Intel and the University of Pennsylvania today announced a collaboration involving 29 international medical centers to train models to recognize brain tumors. The project is part of the Informatics Technology for Cancer Research (ITCR) program of the National Cancer Institute (NCI) and will use ‘federated learning architecture’ to mine relevant data while maintaining privacy and security. NIH is funding the effort with a three-year $1.2 million grant.
“It is widely accepted by our scientific community that machine learning training requires ample and diverse data that no single institution can hold. This year, the federation will begin developing algorithms that identify brain tumors from a greatly expanded version of the International Brain Tumor Segmentation (BraTS) challenge dataset,” said Spyridon Bakas of the Center for Biomedical Image Computing and Analytics (CBICA), UPenn, and principal investigator for the initiative. “This federation will allow medical researchers access to vastly greater amounts of healthcare data while protecting the security of that data.”
According to the Intel the announcement made online, Penn Medicine and 29 healthcare and research institutions from the United States, Canada, United Kingdom, Germany, the Netherlands, Switzerland and India will use federated learning, which is a distributed machine learning approach that enables organizations to collaborate on deep learning projects without sharing patient data. The collaboration’s approach was outlined in a paper roughly a year ago (Multi-institutional Deep Learning Modeling Without Sharing Patient Data: A Feasibility Study on Brain Tumor Segmentation) with Bakas as an author. Here’s the abstract:
“Deep learning models for semantic segmentation of images require large amounts of data. In the medical imaging domain, acquiring sufficient data is a significant challenge. Labeling medical image data requires expert knowledge. Collaboration between institutions could address this challenge, but sharing medical data to a centralized location faces various legal, privacy, technical, and data-ownership challenges, especially among international institutions.

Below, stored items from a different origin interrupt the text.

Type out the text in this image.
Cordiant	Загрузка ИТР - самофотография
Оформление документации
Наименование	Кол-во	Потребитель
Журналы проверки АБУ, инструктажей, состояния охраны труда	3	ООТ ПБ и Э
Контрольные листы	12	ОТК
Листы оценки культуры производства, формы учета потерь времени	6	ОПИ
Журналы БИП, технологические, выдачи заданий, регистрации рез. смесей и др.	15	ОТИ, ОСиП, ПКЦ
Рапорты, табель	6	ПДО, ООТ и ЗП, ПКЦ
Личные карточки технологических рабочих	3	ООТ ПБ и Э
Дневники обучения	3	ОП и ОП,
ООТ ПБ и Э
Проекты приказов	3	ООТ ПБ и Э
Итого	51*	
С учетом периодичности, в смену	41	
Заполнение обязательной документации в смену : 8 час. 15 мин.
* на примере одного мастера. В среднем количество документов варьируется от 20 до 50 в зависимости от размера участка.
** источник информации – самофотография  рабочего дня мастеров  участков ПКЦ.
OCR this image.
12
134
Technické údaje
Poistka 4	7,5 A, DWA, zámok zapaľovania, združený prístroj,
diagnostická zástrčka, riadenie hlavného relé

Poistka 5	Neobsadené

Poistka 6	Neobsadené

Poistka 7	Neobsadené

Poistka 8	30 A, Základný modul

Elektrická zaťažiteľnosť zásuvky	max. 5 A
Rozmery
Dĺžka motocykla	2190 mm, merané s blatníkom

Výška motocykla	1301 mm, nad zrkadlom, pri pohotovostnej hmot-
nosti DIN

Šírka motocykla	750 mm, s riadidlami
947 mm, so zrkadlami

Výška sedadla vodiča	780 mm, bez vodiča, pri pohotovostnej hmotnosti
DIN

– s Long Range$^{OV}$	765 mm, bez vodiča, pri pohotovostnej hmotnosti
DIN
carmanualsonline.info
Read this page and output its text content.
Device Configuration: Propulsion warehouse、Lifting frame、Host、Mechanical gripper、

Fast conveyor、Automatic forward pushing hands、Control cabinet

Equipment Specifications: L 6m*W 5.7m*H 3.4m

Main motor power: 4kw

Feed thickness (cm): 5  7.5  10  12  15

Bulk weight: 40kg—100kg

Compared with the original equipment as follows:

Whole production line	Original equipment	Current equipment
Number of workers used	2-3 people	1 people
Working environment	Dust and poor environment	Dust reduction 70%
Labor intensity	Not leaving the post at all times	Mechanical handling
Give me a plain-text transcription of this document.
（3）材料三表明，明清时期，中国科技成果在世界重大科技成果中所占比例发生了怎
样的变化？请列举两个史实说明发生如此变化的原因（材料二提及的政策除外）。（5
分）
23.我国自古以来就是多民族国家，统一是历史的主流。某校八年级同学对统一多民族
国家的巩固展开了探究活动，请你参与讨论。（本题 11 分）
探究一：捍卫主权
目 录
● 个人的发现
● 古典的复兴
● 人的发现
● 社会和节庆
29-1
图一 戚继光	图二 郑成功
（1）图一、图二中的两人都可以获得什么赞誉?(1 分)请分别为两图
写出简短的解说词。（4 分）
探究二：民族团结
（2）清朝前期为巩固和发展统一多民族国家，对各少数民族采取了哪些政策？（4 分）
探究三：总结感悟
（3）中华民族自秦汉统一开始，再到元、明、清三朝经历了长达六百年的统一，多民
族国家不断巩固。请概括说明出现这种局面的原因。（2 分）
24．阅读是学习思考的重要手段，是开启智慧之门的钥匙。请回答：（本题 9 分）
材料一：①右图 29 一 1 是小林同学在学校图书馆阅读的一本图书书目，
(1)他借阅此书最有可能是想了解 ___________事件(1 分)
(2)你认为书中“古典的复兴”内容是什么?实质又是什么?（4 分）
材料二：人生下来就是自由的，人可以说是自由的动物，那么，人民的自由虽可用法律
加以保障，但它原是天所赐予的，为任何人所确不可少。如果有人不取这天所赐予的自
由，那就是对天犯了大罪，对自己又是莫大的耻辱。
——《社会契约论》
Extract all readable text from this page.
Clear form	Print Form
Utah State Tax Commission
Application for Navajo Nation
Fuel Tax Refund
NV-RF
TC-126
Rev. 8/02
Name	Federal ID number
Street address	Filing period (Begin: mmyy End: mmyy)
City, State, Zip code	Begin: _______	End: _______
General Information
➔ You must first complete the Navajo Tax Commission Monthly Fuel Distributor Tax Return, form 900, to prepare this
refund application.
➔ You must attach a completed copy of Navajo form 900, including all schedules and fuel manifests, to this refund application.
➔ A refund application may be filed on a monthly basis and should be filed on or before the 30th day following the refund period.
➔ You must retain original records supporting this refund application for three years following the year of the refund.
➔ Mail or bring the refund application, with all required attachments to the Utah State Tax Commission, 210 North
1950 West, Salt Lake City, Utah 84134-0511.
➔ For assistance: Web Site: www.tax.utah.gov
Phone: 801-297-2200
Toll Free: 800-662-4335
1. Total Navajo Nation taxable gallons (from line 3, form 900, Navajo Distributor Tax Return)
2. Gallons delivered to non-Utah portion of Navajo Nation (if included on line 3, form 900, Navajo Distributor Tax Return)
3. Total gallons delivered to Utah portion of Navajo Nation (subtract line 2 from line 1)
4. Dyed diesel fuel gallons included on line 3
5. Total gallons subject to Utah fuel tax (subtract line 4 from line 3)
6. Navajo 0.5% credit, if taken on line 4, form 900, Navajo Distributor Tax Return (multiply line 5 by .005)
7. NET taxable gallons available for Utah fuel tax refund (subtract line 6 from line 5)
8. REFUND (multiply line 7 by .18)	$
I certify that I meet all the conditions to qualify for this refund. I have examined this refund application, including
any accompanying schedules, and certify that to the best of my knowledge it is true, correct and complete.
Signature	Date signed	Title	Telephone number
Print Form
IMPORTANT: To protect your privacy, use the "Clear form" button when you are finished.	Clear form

“In this study, we introduce the first use of federated learning for multi-institutional collaboration, enabling deep learning modeling without sharing patient data. Our quantitative results demonstrate that the performance of federated semantic segmentation models (Dice = 0.852) on multimodal brain scans is similar to that of models trained by sharing data (Dice = 0.862). We compare federated learning with two alternative collaborative learning methods and find that they fail to match the performance of federated learning.”
Federated learning was first introduced by Google in 2017. Here’s description from Google’s blog introducing the work:
“Standard machine learning approaches require centralizing the training data on one machine or in a datacenter. And Google has built one of the most secure and robust cloud infrastructures for processing this data to make our services better. Now for models trained from user interaction with mobile devices, we’re introducing an additional approach: Federated Learning.
“Federated Learning enables mobile phones to collaboratively learn a shared prediction model while keeping all the training data on device, decoupling the ability to do machine learning from the need to store the data in the cloud. This goes beyond the use of local models that make predictions on mobile devices (like the Mobile Vision API and On-Device Smart Reply) by bringing model training to the device as well.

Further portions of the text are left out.